À l’occasion de la clôture de la session ordinaire de la chambre haute, Huguette Yvonne Nyana Ekoume-Awori, présidente de l’institution, a fermement interpellé le pouvoir exécutif. Son message est clair : il est impératif de rationaliser le travail législatif en instaurant une transmission équitable des projets de loi entre l’Assemblée nationale et le Sénat, conformément aux principes fondamentaux du bicamérisme.

La dirigeante du Sénat refuse que son institution soit perçue comme une simple chambre d’enregistrement subissant uniquement le rythme imposé par le calendrier gouvernemental.
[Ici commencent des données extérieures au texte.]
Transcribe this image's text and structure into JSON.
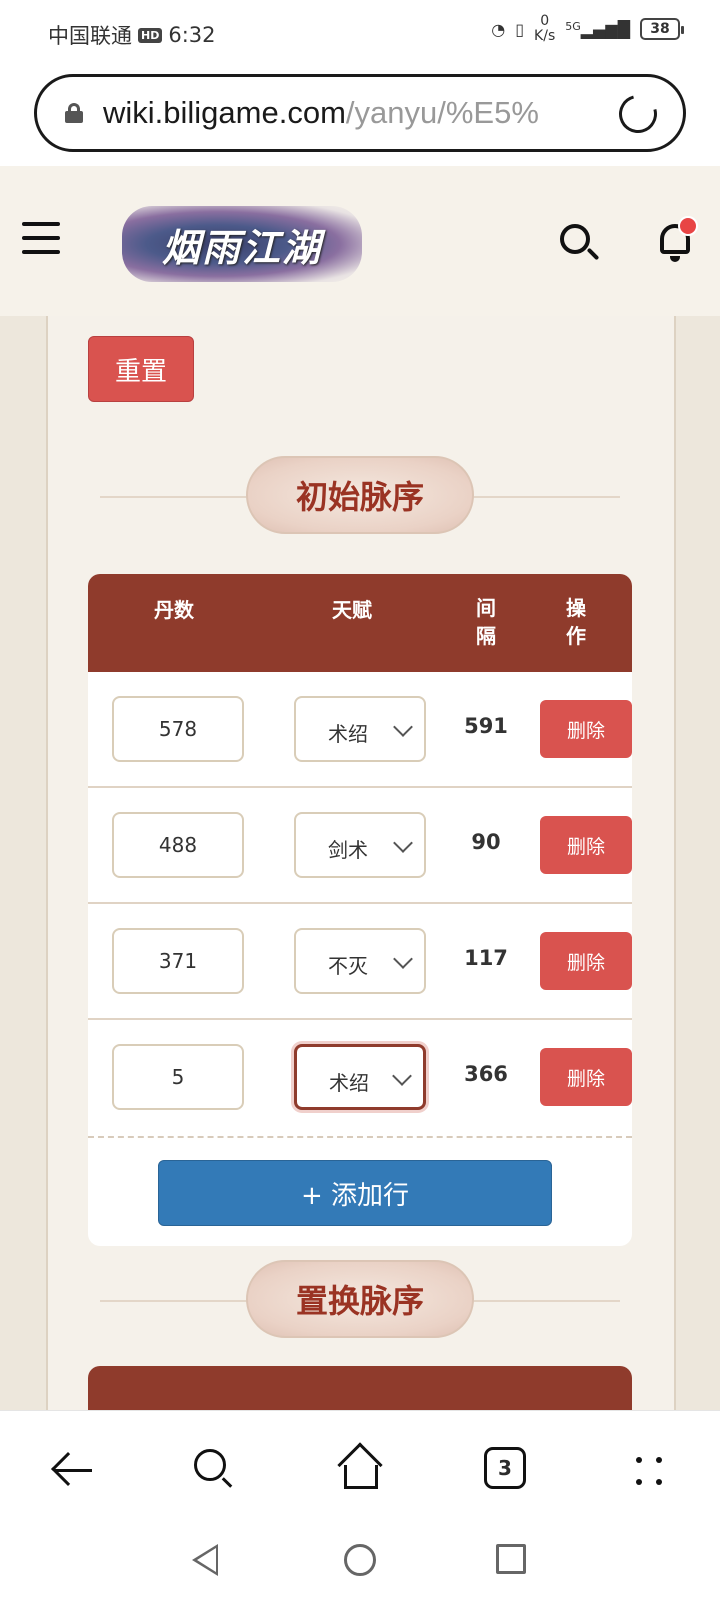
{
  "status_bar": {
    "carrier": "中国联通",
    "hd": "HD",
    "time": "6:32",
    "net_speed_value": "0",
    "net_speed_unit": "K/s",
    "signal": "5G",
    "battery": "38"
  },
  "url_bar": {
    "host": "wiki.biligame.com",
    "path": "/yanyu/%E5%"
  },
  "header": {
    "logo_text": "烟雨江湖"
  },
  "controls": {
    "reset_label": "重置"
  },
  "section1": {
    "title": "初始脉序",
    "columns": {
      "dan": "丹数",
      "talent": "天赋",
      "gap": "间隔",
      "action": "操作"
    },
    "rows": [
      {
        "dan": "578",
        "talent": "术绍",
        "gap": "591",
        "delete": "删除"
      },
      {
        "dan": "488",
        "talent": "剑术",
        "gap": "90",
        "delete": "删除"
      },
      {
        "dan": "371",
        "talent": "不灭",
        "gap": "117",
        "delete": "删除"
      },
      {
        "dan": "5",
        "talent": "术绍",
        "gap": "366",
        "delete": "删除"
      }
    ],
    "add_row_label": "+ 添加行"
  },
  "section2": {
    "title": "置换脉序"
  },
  "browser_nav": {
    "tab_count": "3"
  }
}
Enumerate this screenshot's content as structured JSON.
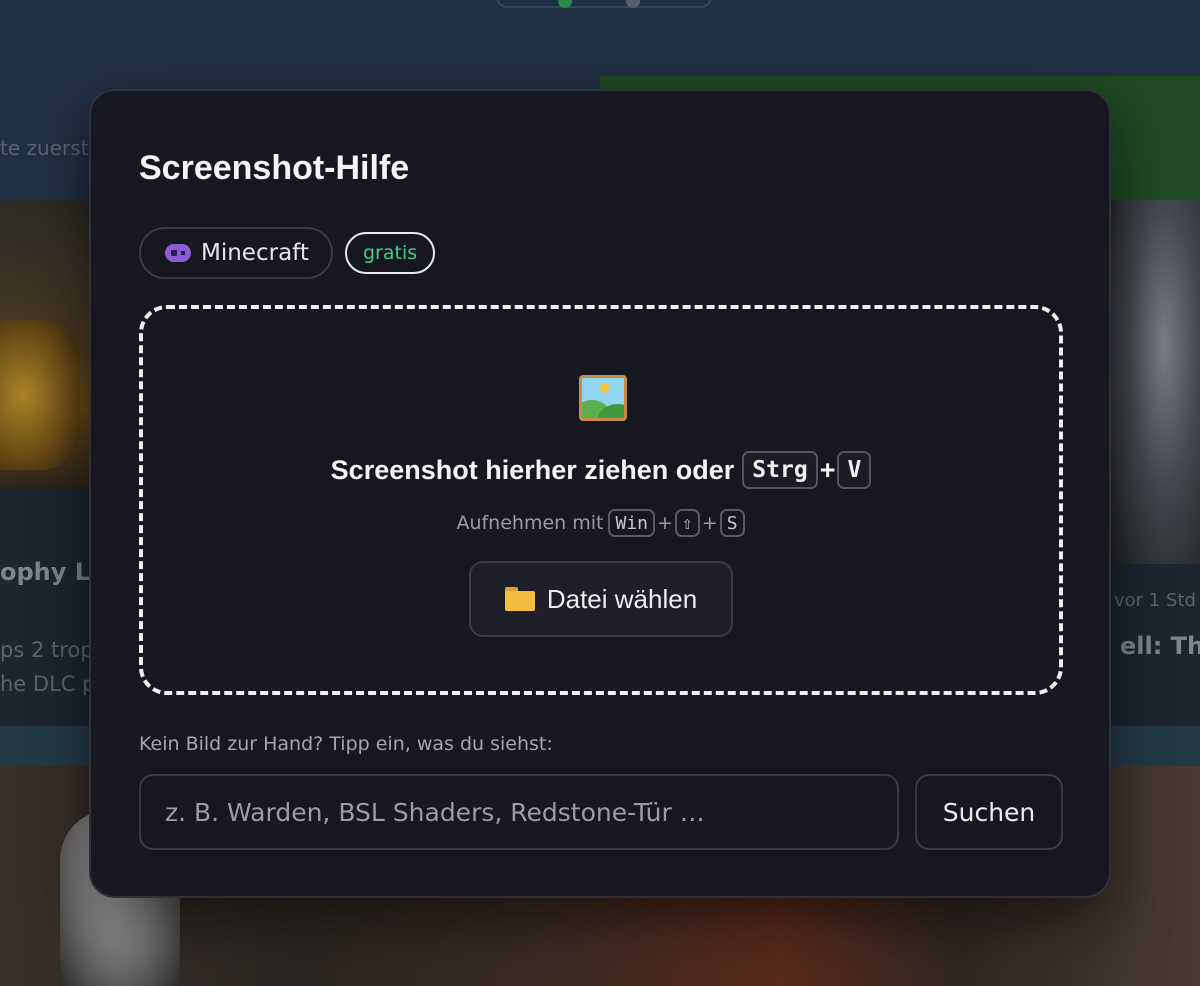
{
  "background": {
    "sort_hint": "te zuerst",
    "left_card": {
      "title": "ophy Lis",
      "desc_line1": "ps 2 trop",
      "desc_line2": "he DLC p"
    },
    "right_card": {
      "time": "vor 1 Std",
      "title": "ell: The r"
    }
  },
  "modal": {
    "title": "Screenshot-Hilfe",
    "game_chip": {
      "icon": "gamepad-icon",
      "label": "Minecraft"
    },
    "price_chip": {
      "label": "gratis",
      "color": "#3ecf8e"
    },
    "dropzone": {
      "icon": "framed-picture-icon",
      "headline": "Screenshot hierher ziehen oder",
      "paste_keys": [
        "Strg",
        "V"
      ],
      "hint": "Aufnehmen mit",
      "capture_keys": [
        "Win",
        "⇧",
        "S"
      ],
      "plus": "+",
      "file_button": {
        "icon": "folder-icon",
        "label": "Datei wählen"
      }
    },
    "manual": {
      "label": "Kein Bild zur Hand? Tipp ein, was du siehst:",
      "placeholder": "z. B. Warden, BSL Shaders, Redstone-Tür …",
      "value": "",
      "search_label": "Suchen"
    }
  }
}
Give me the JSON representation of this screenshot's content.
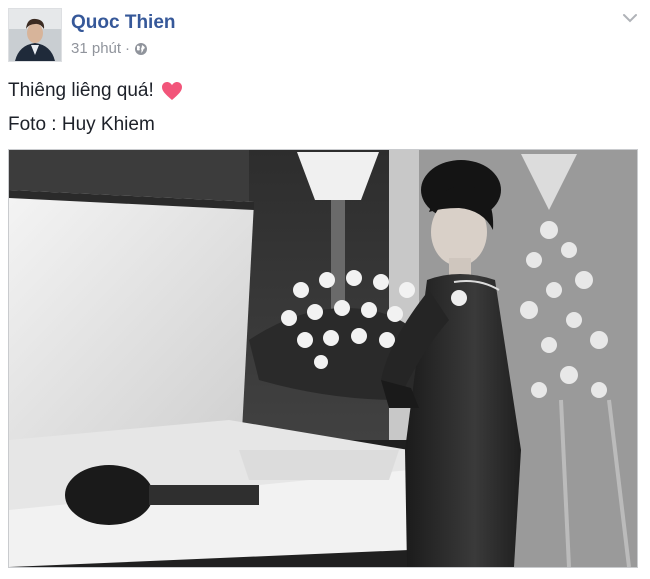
{
  "author": {
    "name": "Quoc Thien",
    "avatar_icon": "avatar-photo"
  },
  "meta": {
    "time": "31 phút",
    "separator": "·",
    "privacy_icon": "globe-icon"
  },
  "menu": {
    "icon": "chevron-down-icon"
  },
  "post": {
    "line1": "Thiêng liêng quá!",
    "emoji": "heart-icon",
    "line2": "Foto : Huy Khiem"
  },
  "photo": {
    "icon": "post-photo"
  },
  "colors": {
    "link": "#365899",
    "meta": "#90949c",
    "text": "#1d2129",
    "heart": "#f2557a"
  }
}
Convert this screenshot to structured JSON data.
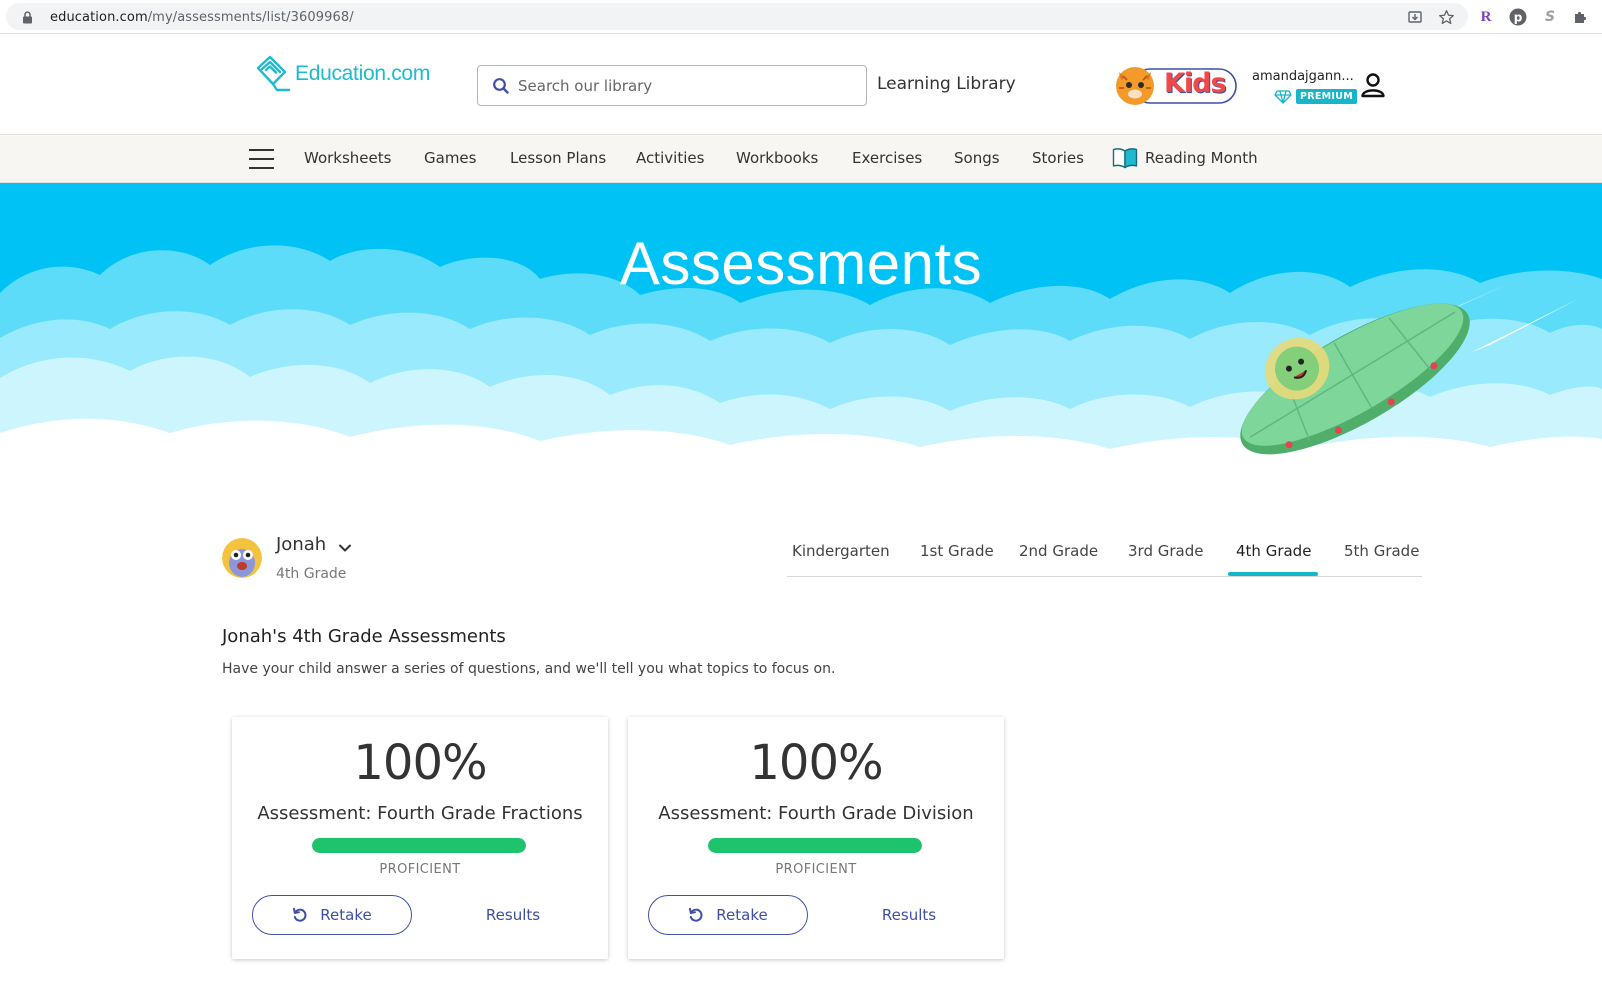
{
  "browser": {
    "url_host": "education.com",
    "url_path": "/my/assessments/list/3609968/"
  },
  "header": {
    "logo_text": "Education.com",
    "search_placeholder": "Search our library",
    "learning_library": "Learning Library",
    "kids_label": "Kids",
    "user_name": "amandajgann...",
    "premium_label": "PREMIUM"
  },
  "nav": {
    "items": [
      "Worksheets",
      "Games",
      "Lesson Plans",
      "Activities",
      "Workbooks",
      "Exercises",
      "Songs",
      "Stories",
      "Reading Month"
    ]
  },
  "hero": {
    "title": "Assessments"
  },
  "profile": {
    "name": "Jonah",
    "grade": "4th Grade"
  },
  "grade_tabs": {
    "items": [
      "Kindergarten",
      "1st Grade",
      "2nd Grade",
      "3rd Grade",
      "4th Grade",
      "5th Grade"
    ],
    "active": "4th Grade"
  },
  "section": {
    "title": "Jonah's 4th Grade Assessments",
    "subtitle": "Have your child answer a series of questions, and we'll tell you what topics to focus on."
  },
  "cards": [
    {
      "score": "100%",
      "title": "Assessment: Fourth Grade Fractions",
      "progress": 1.0,
      "status": "PROFICIENT",
      "retake": "Retake",
      "results": "Results"
    },
    {
      "score": "100%",
      "title": "Assessment: Fourth Grade Division",
      "progress": 1.0,
      "status": "PROFICIENT",
      "retake": "Retake",
      "results": "Results"
    }
  ],
  "colors": {
    "accent": "#1ebbd0",
    "hero_sky": "#00c2f5",
    "progress": "#1ec46d",
    "button": "#3d4fa6",
    "premium": "#18b4c8"
  }
}
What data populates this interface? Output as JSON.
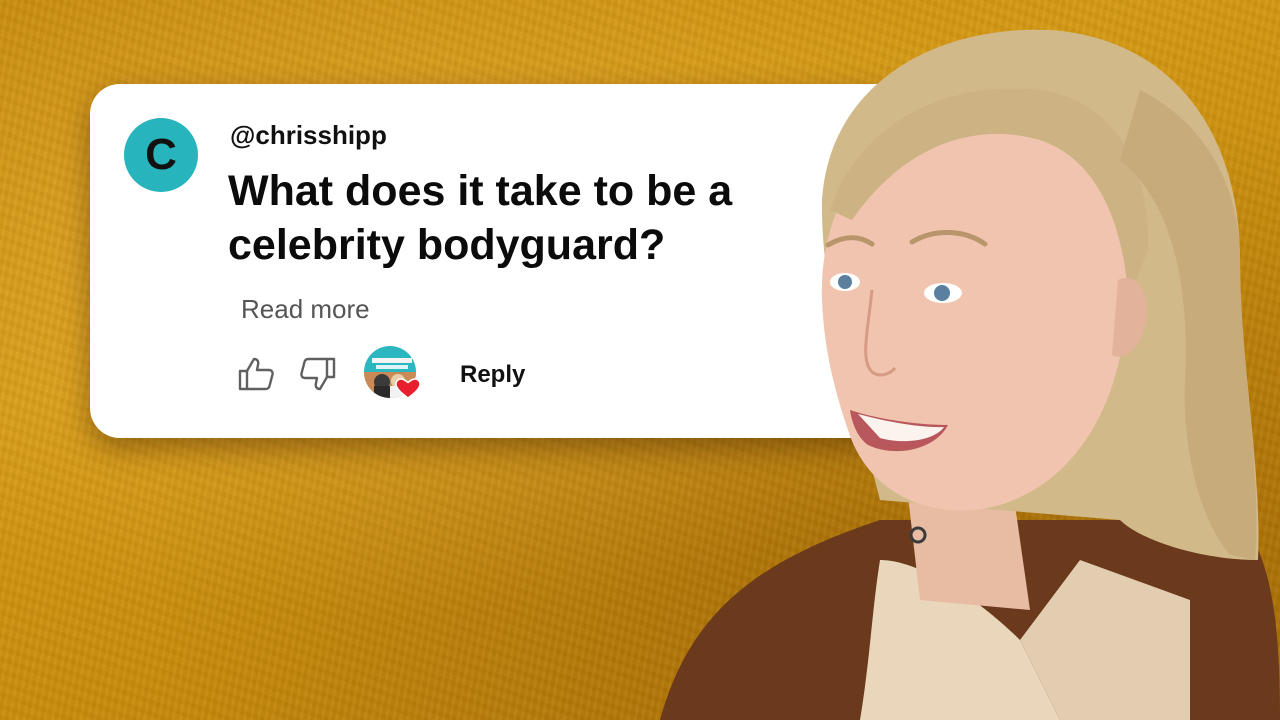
{
  "comment": {
    "avatar_letter": "C",
    "avatar_color": "#27b4bd",
    "handle": "@chrisshipp",
    "text_line1": "What does it take to be a",
    "text_line2": "celebrity bodyguard?",
    "read_more": "Read more",
    "reply": "Reply",
    "icons": [
      "thumbs-up-icon",
      "thumbs-down-icon",
      "creator-heart-icon"
    ]
  },
  "colors": {
    "background": "#d09412",
    "card": "#ffffff",
    "heart": "#e8202e"
  }
}
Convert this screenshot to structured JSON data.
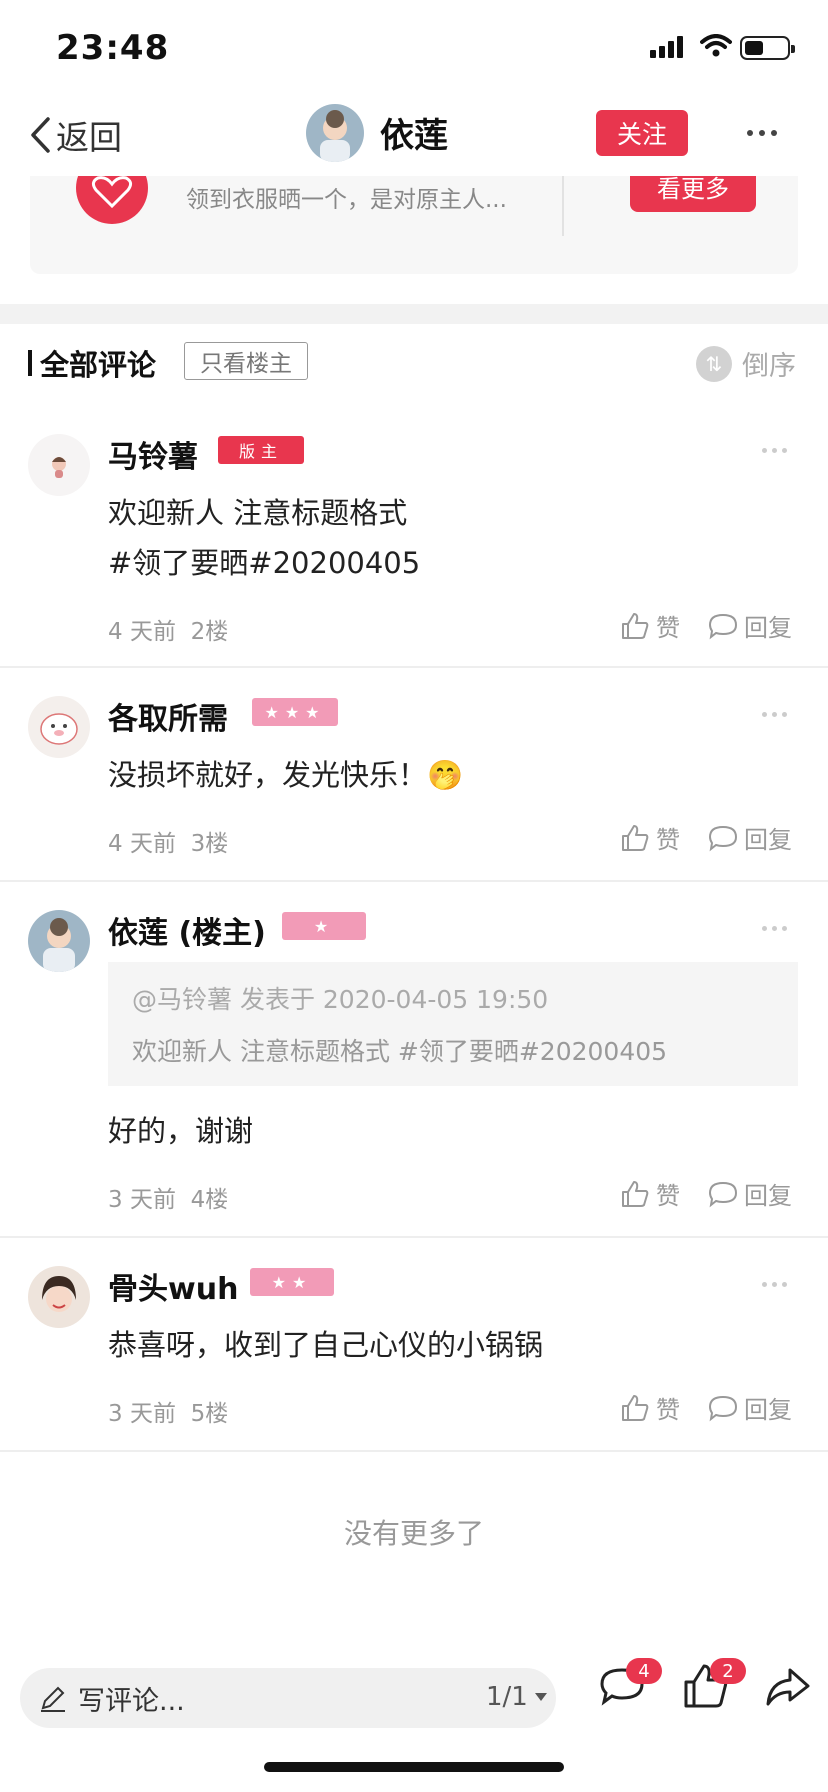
{
  "status": {
    "time": "23:48"
  },
  "nav": {
    "back_label": "返回",
    "title": "依莲",
    "follow_label": "关注"
  },
  "card": {
    "desc": "领到衣服晒一个，是对原主人...",
    "button_label": "看更多"
  },
  "section": {
    "title": "全部评论",
    "only_op_label": "只看楼主",
    "sort_label": "倒序"
  },
  "comments": [
    {
      "user": "马铃薯",
      "badge": "版主",
      "text_lines": [
        "欢迎新人 注意标题格式",
        "#领了要晒#20200405"
      ],
      "time": "4 天前",
      "floor": "2楼",
      "like_label": "赞",
      "reply_label": "回复"
    },
    {
      "user": "各取所需",
      "badge": "★★★",
      "text_lines": [
        "没损坏就好，发光快乐！🤭"
      ],
      "time": "4 天前",
      "floor": "3楼",
      "like_label": "赞",
      "reply_label": "回复"
    },
    {
      "user": "依莲 (楼主)",
      "badge": "★",
      "quote_head": "@马铃薯 发表于 2020-04-05 19:50",
      "quote_body": "欢迎新人 注意标题格式 #领了要晒#20200405",
      "text_lines": [
        "好的，谢谢"
      ],
      "time": "3 天前",
      "floor": "4楼",
      "like_label": "赞",
      "reply_label": "回复"
    },
    {
      "user": "骨头wuh",
      "badge": "★★",
      "text_lines": [
        "恭喜呀，收到了自己心仪的小锅锅"
      ],
      "time": "3 天前",
      "floor": "5楼",
      "like_label": "赞",
      "reply_label": "回复"
    }
  ],
  "no_more": "没有更多了",
  "bottom": {
    "write_placeholder": "写评论...",
    "page_indicator": "1/1",
    "comment_count": "4",
    "like_count": "2"
  },
  "colors": {
    "accent": "#e8364e",
    "badge_pink": "#f29bb7"
  }
}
Hormis les textes spécifiques protégés par le principe de prééminence, tels que les lois de finances ou les révisions de la Constitution, elle exige une nouvelle approche dans le dépôt des projets de loi pour garantir l’efficacité parlementaire.

Vers une meilleure fluidité des débats législatifs

S’adressant directement à Hermann Immongault, Vice-président du gouvernement, ainsi qu’à plusieurs ministres présents, la présidente a insisté sur la nécessité d’apporter plus de fluidité et de célérité à la navette parlementaire. En répartissant les textes de façon alternée et équitable dès leur examen initial, l’exécutif pourrait remédier à deux problèmes majeurs qui entravent l’action des élus.

D’un côté, cette réorganisation mettrait fin à l’accumulation excessive de dossiers au sein d’une seule et unique chambre. De l’autre, elle permettrait de préserver la qualité normative des textes, souvent menacée par ce qu’elle qualifie de « dictature de l’urgence », un phénomène préjudiciable à la profondeur des délibérations. Cet appel institutionnel vise à instaurer une coopération plus équilibrée entre les pouvoirs, garantissant ainsi que le rôle de la Haute Assemblée soit pleinement respecté dans le processus de création des lois au Gabon.